緑に囲まれたフランスの田舎町。通りすがりの男ジャン(アラン・ドロン)は、車の
荷台から石油孵卵器をおろしている未亡人クーデルク(シモーヌ・シニョレ)の手助
けをしたことから、彼女の家で働くことになった。運河の跳ね橋を挟んで、亡き夫
の妹夫婦が住んでいた。彼らはクーデルクと一緒に暮らしている父親アンリ(ジャ
ン・テシエ)を丸め込んで、クーデルクが支えてきた農地を自分たちのものにしよ
うと企んでいた。クーデルクとジャンの間には、男と女の微妙な気持ちが流れ始め
た。ジャンが人殺しの前科者で脱獄して追われている身だとわかってからも、クー
デルクの愛は深まるばかりだった。

フランスの田園風景がとても美しい。そこで農業をしている未亡人クーデルクと出
会った通りすがりの男ジャン。働きながら旅をしているということで、ジャンはク
ーデルクの家で雇ってもらうことになった。ジャンはクーデルクが持ってきた孵卵
器を動かすことに苦心するだけでなく、よく働いた。若く美しいジャンにクーデル
クが惹かれるのも無理からぬことだった。2人はやがて男女の仲になる。クーデル
クの夫の妹夫婦は彼女の農地を手に入れようと考えており、クーデルクだけでなく
ジャンのことも目の仇にするようになる。
美しい風景に歪んだ人間関係が対照的。やがてジャンは妹夫婦の娘フェリシー(オ
ッタビア・ピッコロ)とも関係を持つようになる。
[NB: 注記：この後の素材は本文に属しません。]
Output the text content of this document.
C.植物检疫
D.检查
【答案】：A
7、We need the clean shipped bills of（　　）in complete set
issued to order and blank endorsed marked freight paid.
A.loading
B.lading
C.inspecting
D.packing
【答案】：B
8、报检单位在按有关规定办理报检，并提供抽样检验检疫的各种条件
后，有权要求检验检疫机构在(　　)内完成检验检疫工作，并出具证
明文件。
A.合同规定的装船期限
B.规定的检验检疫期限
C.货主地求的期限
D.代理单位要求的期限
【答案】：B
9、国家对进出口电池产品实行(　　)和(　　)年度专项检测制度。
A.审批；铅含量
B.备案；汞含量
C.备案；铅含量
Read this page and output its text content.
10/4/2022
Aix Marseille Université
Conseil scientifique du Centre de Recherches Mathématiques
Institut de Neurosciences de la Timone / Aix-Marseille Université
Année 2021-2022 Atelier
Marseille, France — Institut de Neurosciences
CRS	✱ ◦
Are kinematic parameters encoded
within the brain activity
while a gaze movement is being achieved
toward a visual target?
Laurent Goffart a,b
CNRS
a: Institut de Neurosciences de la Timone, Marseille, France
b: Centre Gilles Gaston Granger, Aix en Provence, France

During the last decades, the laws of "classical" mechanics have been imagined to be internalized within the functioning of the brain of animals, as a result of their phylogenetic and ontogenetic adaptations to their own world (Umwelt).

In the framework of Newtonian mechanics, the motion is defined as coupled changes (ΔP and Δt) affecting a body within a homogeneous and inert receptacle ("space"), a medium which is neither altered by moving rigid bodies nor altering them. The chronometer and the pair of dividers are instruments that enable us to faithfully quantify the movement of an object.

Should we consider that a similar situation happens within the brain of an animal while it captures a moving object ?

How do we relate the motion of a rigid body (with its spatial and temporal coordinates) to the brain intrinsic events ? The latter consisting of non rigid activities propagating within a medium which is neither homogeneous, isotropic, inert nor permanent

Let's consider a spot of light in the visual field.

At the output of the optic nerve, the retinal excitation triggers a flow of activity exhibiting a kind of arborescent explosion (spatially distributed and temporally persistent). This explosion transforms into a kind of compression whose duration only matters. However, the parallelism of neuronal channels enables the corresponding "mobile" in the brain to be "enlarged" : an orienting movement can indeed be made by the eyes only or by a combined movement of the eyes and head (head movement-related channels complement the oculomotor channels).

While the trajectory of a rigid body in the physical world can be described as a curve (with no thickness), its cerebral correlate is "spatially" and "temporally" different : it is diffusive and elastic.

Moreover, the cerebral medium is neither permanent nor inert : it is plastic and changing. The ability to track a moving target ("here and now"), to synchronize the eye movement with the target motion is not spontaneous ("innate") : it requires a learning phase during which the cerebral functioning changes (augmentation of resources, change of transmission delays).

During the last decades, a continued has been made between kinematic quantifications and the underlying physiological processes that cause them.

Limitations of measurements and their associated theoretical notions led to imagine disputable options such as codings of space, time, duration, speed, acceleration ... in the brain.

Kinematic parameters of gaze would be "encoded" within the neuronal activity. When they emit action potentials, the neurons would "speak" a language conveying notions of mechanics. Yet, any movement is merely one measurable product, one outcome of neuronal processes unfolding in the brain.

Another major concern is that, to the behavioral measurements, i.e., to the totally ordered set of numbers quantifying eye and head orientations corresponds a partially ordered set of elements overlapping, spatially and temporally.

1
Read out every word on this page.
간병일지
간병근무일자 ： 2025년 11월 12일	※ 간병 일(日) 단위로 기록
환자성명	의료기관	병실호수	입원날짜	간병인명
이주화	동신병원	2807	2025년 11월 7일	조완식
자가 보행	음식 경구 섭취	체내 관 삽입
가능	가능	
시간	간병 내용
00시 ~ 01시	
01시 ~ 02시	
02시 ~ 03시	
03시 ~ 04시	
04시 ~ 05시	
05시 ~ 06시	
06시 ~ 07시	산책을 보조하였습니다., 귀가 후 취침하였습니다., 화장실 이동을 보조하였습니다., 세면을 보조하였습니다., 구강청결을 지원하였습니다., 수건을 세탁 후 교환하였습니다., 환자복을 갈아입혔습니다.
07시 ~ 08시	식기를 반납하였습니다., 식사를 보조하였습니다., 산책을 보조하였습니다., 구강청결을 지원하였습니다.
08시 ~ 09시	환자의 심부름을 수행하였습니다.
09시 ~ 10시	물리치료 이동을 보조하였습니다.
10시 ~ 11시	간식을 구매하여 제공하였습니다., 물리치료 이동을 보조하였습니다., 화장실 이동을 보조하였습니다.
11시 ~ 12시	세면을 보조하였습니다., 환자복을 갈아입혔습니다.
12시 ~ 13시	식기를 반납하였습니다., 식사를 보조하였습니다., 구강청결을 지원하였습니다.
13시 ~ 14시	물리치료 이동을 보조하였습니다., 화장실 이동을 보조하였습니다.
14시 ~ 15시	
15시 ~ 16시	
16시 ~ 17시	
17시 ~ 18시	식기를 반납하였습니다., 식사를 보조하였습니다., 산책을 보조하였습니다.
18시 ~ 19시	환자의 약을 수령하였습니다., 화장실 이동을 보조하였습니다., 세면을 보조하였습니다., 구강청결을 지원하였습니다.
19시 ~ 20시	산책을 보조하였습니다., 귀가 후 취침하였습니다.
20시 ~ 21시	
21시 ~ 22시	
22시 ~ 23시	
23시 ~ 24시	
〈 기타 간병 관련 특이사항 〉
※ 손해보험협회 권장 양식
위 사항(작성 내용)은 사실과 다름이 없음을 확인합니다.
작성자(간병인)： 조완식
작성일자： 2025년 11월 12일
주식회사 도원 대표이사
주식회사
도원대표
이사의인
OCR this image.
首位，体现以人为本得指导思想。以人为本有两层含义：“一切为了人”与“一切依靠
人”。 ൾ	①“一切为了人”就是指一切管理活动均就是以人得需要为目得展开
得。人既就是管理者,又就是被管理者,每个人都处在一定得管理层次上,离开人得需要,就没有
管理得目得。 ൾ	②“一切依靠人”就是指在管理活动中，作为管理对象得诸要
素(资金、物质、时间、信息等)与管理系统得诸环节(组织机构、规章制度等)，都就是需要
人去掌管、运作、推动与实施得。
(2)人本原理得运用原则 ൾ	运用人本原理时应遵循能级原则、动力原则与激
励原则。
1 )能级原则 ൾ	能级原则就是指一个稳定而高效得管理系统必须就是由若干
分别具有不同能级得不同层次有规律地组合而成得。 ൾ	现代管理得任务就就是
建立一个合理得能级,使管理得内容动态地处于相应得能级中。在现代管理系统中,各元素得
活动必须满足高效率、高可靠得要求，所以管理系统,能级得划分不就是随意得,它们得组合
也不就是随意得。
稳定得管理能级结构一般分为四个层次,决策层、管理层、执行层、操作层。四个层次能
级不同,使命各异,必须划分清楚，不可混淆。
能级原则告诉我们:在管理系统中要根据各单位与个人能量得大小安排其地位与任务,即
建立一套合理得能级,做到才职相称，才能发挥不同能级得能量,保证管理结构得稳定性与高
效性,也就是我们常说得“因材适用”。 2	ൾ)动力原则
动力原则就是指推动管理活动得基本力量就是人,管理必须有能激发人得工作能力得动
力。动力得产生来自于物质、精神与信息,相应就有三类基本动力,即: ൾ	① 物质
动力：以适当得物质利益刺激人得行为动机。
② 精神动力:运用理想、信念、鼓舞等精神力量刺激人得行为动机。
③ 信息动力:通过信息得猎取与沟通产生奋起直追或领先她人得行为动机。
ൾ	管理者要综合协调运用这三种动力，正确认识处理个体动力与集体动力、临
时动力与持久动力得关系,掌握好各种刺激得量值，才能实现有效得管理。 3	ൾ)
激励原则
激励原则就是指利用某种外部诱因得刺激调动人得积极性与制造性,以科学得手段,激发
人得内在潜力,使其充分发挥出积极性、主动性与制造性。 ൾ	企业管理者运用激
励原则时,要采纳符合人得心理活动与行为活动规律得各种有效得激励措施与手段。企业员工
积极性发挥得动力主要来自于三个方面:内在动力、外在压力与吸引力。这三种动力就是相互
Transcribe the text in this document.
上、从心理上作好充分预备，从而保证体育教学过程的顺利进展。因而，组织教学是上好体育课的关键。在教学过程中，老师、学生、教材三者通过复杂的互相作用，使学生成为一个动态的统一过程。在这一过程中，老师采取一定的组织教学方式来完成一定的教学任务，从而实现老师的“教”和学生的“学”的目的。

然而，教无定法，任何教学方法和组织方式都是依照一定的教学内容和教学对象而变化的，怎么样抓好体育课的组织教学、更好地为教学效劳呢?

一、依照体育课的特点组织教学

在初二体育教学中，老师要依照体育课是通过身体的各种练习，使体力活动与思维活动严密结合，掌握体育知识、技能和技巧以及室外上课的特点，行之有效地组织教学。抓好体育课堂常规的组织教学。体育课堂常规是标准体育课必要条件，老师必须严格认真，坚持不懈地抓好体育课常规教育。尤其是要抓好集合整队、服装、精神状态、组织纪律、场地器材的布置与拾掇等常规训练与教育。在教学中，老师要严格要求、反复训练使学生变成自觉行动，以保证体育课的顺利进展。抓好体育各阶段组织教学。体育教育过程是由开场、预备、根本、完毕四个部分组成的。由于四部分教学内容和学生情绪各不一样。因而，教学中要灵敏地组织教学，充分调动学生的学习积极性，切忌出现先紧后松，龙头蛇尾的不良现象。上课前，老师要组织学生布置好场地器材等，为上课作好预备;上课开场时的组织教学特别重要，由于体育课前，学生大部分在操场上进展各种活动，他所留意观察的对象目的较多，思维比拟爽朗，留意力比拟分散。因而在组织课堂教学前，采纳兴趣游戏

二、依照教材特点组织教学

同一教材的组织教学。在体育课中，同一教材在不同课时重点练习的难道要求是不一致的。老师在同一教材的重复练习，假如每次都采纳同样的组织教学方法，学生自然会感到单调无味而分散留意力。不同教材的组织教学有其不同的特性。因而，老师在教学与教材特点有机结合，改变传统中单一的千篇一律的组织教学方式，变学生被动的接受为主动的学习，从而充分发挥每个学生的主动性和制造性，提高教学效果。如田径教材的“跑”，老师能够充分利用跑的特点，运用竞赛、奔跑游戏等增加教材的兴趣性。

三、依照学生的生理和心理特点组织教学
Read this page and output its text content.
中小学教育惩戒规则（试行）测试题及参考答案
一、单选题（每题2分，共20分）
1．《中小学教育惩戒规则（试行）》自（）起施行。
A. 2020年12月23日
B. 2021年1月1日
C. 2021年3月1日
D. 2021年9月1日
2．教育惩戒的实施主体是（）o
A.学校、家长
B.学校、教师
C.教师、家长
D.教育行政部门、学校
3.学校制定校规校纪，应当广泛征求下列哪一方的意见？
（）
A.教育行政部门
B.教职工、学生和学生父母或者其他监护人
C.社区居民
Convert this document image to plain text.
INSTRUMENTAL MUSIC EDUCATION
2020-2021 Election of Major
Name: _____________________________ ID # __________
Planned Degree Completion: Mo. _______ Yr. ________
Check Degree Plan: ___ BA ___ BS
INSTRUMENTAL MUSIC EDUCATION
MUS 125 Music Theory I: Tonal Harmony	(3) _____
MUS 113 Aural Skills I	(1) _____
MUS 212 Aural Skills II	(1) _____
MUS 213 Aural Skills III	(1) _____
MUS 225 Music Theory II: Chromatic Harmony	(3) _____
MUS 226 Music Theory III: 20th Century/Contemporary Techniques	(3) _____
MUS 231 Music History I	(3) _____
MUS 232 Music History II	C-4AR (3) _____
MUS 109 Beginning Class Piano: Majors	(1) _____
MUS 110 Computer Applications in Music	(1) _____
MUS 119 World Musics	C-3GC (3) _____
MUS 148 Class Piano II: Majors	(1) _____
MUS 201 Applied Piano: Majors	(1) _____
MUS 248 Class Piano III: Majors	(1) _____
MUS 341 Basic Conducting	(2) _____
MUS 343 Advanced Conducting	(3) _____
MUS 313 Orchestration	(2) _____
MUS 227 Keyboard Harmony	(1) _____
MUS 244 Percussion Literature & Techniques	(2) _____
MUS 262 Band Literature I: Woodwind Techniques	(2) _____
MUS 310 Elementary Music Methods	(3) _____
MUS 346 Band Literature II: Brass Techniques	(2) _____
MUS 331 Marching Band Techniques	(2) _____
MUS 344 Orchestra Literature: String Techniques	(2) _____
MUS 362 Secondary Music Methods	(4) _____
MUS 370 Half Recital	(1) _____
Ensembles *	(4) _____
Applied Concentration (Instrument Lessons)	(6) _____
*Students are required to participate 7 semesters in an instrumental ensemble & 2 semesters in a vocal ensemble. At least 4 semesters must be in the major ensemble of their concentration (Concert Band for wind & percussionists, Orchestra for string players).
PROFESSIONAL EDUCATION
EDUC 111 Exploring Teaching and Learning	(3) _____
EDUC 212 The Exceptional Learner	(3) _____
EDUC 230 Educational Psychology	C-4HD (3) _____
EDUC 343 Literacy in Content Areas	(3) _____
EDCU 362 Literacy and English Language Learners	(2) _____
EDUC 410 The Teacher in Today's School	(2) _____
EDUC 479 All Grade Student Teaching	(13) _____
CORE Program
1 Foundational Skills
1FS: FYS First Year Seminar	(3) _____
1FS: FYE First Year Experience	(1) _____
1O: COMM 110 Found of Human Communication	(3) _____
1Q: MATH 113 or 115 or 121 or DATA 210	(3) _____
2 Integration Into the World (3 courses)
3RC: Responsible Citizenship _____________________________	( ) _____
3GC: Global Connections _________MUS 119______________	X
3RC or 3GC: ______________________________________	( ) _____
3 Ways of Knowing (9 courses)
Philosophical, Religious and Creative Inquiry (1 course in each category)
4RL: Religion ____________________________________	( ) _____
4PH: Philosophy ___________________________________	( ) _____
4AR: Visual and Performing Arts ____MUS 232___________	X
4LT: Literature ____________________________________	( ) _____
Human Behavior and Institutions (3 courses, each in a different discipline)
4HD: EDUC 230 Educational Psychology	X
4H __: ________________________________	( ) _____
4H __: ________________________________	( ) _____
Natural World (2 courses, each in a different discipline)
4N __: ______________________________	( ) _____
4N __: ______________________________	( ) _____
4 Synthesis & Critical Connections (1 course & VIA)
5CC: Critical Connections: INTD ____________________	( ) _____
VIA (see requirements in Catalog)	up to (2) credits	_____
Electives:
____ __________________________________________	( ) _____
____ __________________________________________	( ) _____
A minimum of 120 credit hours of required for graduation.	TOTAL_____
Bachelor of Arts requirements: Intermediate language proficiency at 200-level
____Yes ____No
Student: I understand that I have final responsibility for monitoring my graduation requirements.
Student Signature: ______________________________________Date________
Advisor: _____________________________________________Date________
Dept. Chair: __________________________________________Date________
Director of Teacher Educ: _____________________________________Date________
フェリシーは少し頭が弱いのか、
誰の子ともわからない赤ん坊を生み、その子に名前もつけていないのだ。ジャン、
若い娘、年増の未亡人の三角関係の構図ができてしまい、クーデルクは悩む。これ
ではジャンがただの女たらしのように見えなくもない。
ジャンは毎日農作業をし、それなりに楽しんで生活をするのだが、やがて警察に身
元がばれてしまうことになる。せっかく孵卵器がうまく作動し始めたのに。クーデ
ルクはジャンへの愛を貫こうとする。アラン・ドロンとシモーヌ・シニョレの演技
がとてもいい。言ってみれば刹那的な愛だったのだ。哀れで悲しい物語である。暗
い映画だが印象的でおもしろかった。